On 2/26/2016 11:17 AM, David Nadlinger wrote:
I was referring to something different in my post, though, as the question
concerned "low-hanging fruit". The problem there is really just that template
names sometimes grow unreasonably long pretty quickly. As an example, without
wanting to divulge any internals, some of the mangled symbols (!) in the Weka
codebase are several hundred kilobytes in size. core.demangle gives up on them
anyway, and they appear to be extremely repetitive. Note that just like in
Steven's post which I linked earlier, the code in question does not involve any
crazy recursive meta-templates, but IIRC makes use of Voldemort types. Tracking
down and fixing this – one would almost be tempted to just use standard data
compression – would lead to a noticeable decrease in compile and link times for
affected code.
A simple solution is to just use lz77 compression on the strings. This is used
for Win32 and works well. (I had a PR to put that in Phobos, but it was rejected.)

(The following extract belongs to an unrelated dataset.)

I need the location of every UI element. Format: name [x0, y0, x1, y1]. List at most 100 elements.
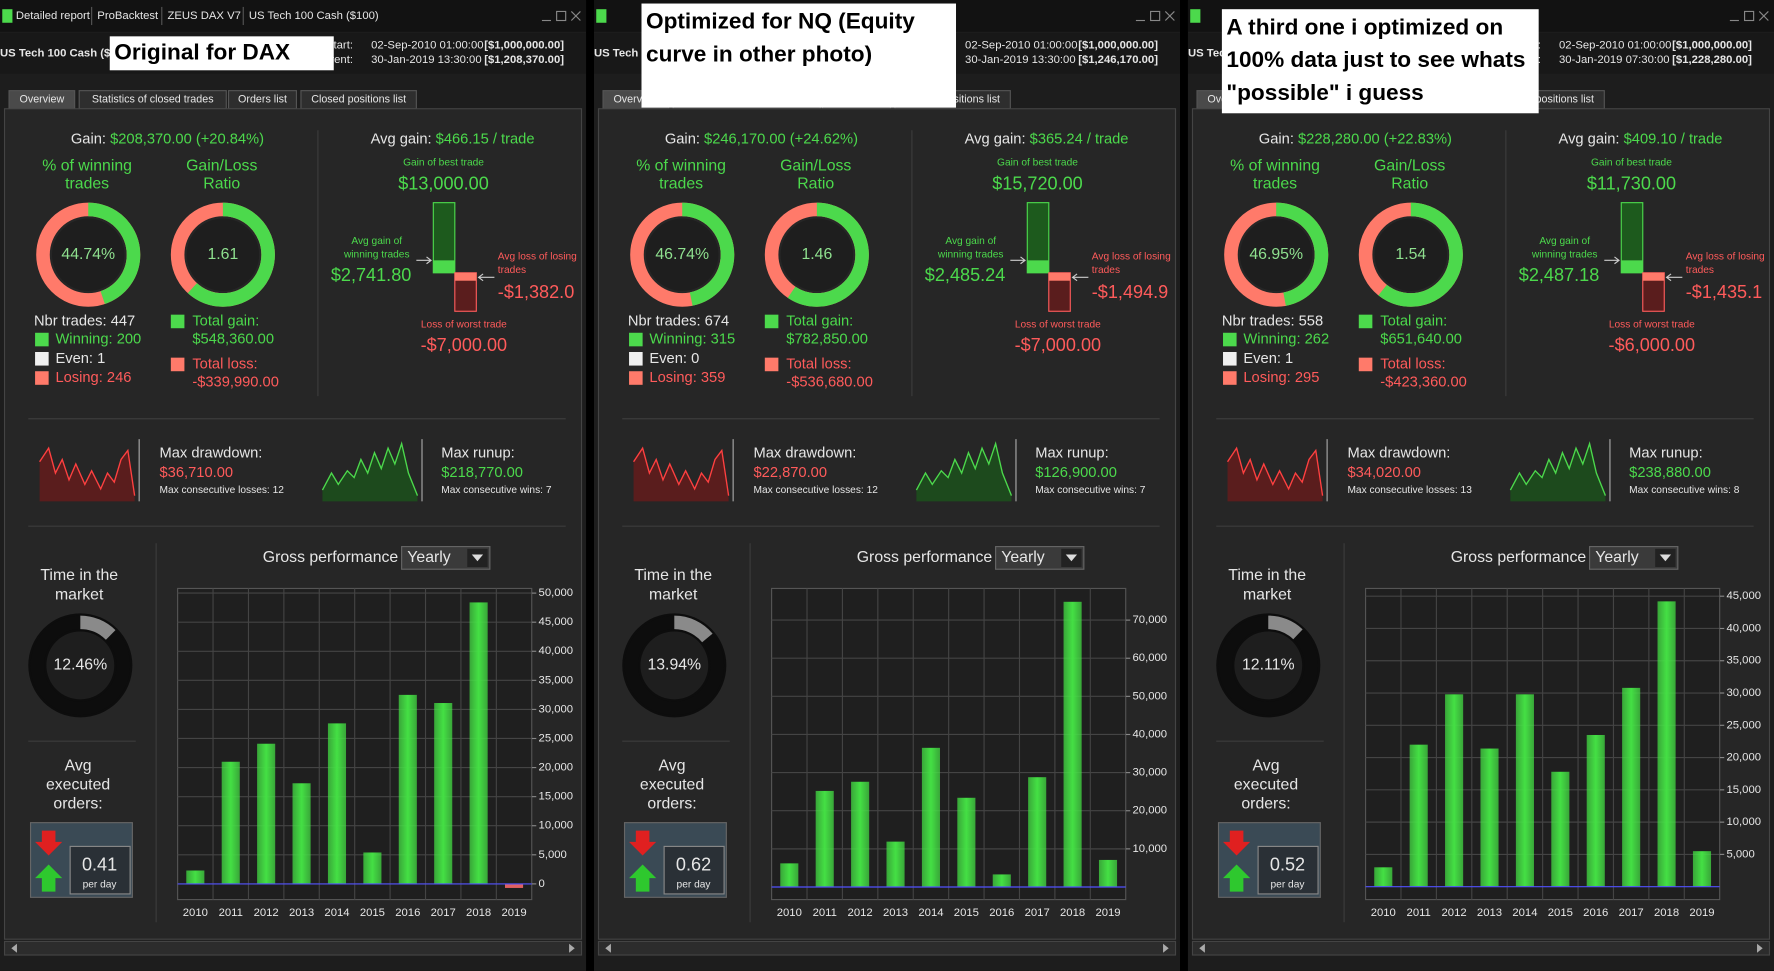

https://www.digitalmars.com/sargon/lz77.html
As a snide aside, the mangling schemes used by Microsoft and g++ have a built-in
compression scheme, but they are overly complex and produce lousy results. Lz77
is simpler and far more effective :-)
An alternative is to generate an SHA hash of the name, which will be unique, but
the downside is it is not reversible and so cannot be demangled.